JNW_SV_SKY130A

JNW_SV

A translinear gain cellcircuit is a wonderful thing. It’s not that common these days, so allow me to do an explantion.

You can find details in Analog Integrated Circuit Design

Consider the circuit below. The important transitors are XM1, XM2, XM3 and XM4. Call the bias current in XM1 and XM2 $I_1$ and $I_2$ in XM3 and XM4.

The transistors are all biased in weak inversion, so the VGS of XM1 and XM2 will be

\[I_{D1} = I_0 e^{(V_{GS1}-V_TH)/nU_T} = I_0 e^{V_{TH}/nU_T}e^{V_{GS1}/nU_T} = A e^{V_{GS1}/B}\]

and

\[V_{GS1} = B \ln (I_{D1}/A)\]

Assume that the gate is at $ 0 V$ it’s not really at $0 V$, can see from the schematic, but it makes the analysis easier.

\[V_{S1} = -B \ln (I_{D1}/A)\]

where A and B are constants.

Consider a small current difference into IIP and IIN where $$IIP = i_1$ and $IIN=-i_1$, since the gate is shared, the differential voltage on source will be

\[\Delta V = V_{S2} - V_{S1} = -B \ln\left(\frac{I_1-i_1}{A}\right) + B \ln \left(\frac{I_1+i_1}{A}\right)\]

which can be simplified to

\[\Delta V = B \ln \left( \frac{I_1 + i_1 }{ I_1 - i_1 } \right)\]

Now consider the differential pair XM3 and XM4. The voltgage $V-$ must be given by

\[V+ - V_{GS3} + V_{GS4} = V-\]

or

\[\Delta V = B \ln \frac{I_3}{I_4}\]

or

\[\frac{I_3}{I_4} = e^{\Delta V/B}\]

It must be the case that

\[2I_2 = I_3 + I_4\]

As the current in the tail current source is the sum of the differential pair currents, as such, we can compute

\[2I_2 = I_4 e^{\Delta V/B} + I_4\]

inserting for $\Delta V$ we get

\[2 I_2 = I_4 \frac{I_1 + i_1 }{ I_1 - i_1 } + I_4\]

or

\[I_4 = \frac{2 I_2}{\frac{I_1 + i_1 }{ I_1 - i_1 } + 1}\]

multiply over and under with $I_1 - i_1 $ and we get

\[I_4 = \frac{2 I_2(I_1 - i_1)}{I_1 - i_1 + I_1 + i_1} = I_2 - \frac{I_2}{I_1} i_1\]

Computing for $I_3$ and taking $i_o = I_4 - I_3$ one gets (provided tounge straight and all those $-$ checks)
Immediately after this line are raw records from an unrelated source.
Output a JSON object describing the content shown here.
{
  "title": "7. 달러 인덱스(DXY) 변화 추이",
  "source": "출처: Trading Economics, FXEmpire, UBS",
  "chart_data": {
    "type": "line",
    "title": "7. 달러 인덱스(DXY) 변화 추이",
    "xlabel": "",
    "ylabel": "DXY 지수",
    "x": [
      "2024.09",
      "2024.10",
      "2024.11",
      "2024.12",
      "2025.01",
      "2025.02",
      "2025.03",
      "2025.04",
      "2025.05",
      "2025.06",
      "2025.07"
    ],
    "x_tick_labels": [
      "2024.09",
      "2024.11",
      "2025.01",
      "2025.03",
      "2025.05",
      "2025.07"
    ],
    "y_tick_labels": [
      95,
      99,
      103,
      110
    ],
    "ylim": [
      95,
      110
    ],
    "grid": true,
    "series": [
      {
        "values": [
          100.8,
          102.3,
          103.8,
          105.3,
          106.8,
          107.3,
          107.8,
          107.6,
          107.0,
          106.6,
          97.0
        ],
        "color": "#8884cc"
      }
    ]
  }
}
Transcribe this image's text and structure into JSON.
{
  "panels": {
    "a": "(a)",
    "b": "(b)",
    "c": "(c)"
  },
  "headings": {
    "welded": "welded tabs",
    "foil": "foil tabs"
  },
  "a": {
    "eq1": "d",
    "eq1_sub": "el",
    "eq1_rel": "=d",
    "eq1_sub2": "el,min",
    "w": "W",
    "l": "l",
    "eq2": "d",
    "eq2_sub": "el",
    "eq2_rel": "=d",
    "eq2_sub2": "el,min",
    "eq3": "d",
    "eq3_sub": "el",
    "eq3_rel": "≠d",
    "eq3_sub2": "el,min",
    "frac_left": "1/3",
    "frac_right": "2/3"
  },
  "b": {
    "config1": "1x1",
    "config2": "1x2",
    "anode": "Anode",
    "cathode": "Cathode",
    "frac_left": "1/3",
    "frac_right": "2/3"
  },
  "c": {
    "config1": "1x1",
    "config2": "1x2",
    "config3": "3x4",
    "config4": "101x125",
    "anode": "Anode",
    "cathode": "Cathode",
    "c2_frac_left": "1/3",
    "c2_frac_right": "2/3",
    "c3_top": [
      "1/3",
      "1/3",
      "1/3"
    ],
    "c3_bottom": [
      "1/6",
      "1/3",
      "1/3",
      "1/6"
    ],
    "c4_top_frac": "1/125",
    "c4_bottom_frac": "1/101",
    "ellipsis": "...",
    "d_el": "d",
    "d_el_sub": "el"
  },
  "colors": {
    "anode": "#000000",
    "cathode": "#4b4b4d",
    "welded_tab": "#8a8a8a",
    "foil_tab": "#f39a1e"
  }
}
\[i_o = \frac{I_2}{I_1} i_1\]

The input current is a linear scaling with the current difference between $I_2$ and $I_1$, which I find a remarkable result.

I remember learning about translinear circuits 25 years ago, and I found it beautiful that one could use the exponential relationship of bipolars, and mosfets in subthreshold to create linear gain.

In the circuit below the $I_1$ is a mirrored version of the bias current, while $I_2$ comes from a current DAC.

JNWSW_CM

Current DAC. There is always an certain current out from the DAC to keep the gain cell alive.